- The Washington Times - Thursday, December 29, 2011

A Northern Virginia lawyer and Republican activist filed a lawsuit in state court on Thursday in an attempt to get former House Speaker Newt Gingrich on the state’s March 6 presidential primary ballot.

Jonathon A. Moseley’s suit, filed in Richmond City Circuit Court, is the latest drama surrounding the Republican primary ballot in the state. Thursday morning, a federal judge set a Jan. 13 hearing date for Texas Gov. Rick Perry’s bid to get on the ballot after the Republican candidate filed an emergency order on Wednesday.

Neither Mr. Gingrich nor Mr. Perry gathered the 10,000 valid ballot signatures necessary to qualify, leaving former Massachusetts Gov. Mitt Romney and Texas Rep. Ron Paul as the only two candidates on the ballot.

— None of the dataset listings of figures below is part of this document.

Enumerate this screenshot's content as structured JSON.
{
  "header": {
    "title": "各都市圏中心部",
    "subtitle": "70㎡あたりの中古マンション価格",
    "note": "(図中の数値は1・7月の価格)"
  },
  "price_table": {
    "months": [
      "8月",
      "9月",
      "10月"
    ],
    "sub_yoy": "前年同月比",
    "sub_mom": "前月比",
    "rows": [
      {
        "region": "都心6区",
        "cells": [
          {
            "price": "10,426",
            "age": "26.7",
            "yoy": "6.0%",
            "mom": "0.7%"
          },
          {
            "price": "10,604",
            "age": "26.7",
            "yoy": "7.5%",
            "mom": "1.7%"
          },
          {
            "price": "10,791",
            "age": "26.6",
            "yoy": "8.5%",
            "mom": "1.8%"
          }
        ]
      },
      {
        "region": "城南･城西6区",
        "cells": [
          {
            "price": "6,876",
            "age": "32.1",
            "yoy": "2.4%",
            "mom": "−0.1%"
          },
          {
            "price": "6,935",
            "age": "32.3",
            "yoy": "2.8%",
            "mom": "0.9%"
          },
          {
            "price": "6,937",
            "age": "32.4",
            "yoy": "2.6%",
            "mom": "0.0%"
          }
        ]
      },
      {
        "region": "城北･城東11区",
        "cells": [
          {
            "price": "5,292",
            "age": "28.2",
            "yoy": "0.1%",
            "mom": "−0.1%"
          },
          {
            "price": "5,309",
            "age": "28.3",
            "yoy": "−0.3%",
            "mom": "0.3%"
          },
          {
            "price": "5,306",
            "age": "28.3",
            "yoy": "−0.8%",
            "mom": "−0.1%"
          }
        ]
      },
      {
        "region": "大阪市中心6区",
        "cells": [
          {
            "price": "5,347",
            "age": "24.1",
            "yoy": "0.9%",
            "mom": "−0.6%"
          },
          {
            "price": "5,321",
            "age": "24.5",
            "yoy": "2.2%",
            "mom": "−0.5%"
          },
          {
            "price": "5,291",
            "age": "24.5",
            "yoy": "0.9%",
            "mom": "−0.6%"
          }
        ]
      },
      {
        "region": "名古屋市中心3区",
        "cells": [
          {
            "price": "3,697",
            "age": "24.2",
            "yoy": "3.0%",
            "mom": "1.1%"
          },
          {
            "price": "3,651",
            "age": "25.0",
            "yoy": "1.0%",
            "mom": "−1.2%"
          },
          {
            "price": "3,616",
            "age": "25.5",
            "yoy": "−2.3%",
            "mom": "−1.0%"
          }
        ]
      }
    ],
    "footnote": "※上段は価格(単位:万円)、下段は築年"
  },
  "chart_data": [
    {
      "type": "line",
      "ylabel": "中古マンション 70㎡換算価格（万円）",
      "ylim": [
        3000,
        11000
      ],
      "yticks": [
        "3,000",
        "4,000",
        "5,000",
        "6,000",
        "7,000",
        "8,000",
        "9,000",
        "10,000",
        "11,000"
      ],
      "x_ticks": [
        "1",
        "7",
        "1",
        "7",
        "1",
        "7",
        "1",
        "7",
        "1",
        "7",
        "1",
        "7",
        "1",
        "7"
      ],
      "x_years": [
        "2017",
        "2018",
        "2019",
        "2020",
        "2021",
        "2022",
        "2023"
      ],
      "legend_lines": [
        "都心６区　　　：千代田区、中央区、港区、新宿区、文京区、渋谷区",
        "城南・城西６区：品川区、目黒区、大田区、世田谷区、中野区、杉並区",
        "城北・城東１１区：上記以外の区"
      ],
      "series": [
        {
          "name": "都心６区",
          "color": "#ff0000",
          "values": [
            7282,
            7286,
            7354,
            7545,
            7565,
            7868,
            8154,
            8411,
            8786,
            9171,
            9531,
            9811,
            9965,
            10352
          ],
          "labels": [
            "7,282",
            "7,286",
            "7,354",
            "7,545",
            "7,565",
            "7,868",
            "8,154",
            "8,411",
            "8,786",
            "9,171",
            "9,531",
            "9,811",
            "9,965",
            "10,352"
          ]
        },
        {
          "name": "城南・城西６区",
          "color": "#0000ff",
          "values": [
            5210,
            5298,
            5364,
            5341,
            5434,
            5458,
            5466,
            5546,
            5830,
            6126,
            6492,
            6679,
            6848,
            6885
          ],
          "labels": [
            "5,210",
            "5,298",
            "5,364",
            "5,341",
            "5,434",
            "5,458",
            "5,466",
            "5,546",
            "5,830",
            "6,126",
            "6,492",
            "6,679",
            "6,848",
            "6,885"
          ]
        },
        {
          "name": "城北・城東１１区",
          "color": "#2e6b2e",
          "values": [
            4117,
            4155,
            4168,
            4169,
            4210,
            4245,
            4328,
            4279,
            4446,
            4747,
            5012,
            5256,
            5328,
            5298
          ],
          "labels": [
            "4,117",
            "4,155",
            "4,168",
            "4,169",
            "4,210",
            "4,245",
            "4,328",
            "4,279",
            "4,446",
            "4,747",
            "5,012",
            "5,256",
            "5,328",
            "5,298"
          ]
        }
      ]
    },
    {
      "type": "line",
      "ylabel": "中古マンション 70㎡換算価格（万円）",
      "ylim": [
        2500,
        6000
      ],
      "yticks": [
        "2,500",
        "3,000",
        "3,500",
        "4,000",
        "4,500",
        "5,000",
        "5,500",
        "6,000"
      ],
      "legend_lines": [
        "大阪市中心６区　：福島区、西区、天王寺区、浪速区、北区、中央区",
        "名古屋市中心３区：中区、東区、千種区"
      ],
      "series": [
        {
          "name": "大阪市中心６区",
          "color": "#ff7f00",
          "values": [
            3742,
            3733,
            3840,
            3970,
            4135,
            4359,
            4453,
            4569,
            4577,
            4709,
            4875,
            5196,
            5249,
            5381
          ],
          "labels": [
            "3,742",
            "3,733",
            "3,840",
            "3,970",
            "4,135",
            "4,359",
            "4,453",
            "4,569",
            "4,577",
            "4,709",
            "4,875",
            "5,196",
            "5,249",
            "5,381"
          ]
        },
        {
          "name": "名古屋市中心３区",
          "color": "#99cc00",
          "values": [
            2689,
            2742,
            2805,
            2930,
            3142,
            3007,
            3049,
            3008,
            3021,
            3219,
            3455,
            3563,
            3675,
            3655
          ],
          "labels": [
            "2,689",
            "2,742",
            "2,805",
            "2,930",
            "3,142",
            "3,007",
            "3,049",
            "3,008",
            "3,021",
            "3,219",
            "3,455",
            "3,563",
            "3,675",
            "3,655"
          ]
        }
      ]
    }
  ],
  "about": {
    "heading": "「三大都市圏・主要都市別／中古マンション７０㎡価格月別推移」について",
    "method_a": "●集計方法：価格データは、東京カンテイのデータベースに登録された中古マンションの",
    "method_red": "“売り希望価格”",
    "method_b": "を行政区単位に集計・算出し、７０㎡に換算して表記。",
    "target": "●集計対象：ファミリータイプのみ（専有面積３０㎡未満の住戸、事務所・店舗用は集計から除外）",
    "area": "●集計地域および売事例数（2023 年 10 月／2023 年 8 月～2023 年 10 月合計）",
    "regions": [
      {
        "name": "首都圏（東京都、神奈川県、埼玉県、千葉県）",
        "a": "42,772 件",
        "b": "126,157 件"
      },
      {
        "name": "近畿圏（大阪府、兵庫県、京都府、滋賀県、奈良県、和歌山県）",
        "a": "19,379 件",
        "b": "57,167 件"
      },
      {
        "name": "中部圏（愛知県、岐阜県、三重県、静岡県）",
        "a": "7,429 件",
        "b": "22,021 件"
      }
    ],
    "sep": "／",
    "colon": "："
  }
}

While the lawsuit filed Thursday is independent of Mr. Gingrich’s campaign, Mr. Moseley has been trying to get them to join it, he said late Thursday.

The lawsuit alleges that Mr. Gingrich submitted over 11,000 signatures to fully satisfy the requirement, but “a great many” of them were improperly counted as invalid. At a stop in Iowa Wednesday, Mr. Gingrich said a worker the campaign hired to collect signatures committed fraud, leaving him short of the necessary 10,000 to qualify for the ballot.

Mr. Moseley said that he signed ballot petitions for both Mr. Gingrich and Mr. Perry and the form does not leave much room to write in one’s address, leading him to suspect that many addresses were crammed in and rendered illegible. The suit alleges that the majority of the petition signatures for Mr. Gingrich were disqualified “on the basis of a missing or illegible or incomplete address being provided with the signature.”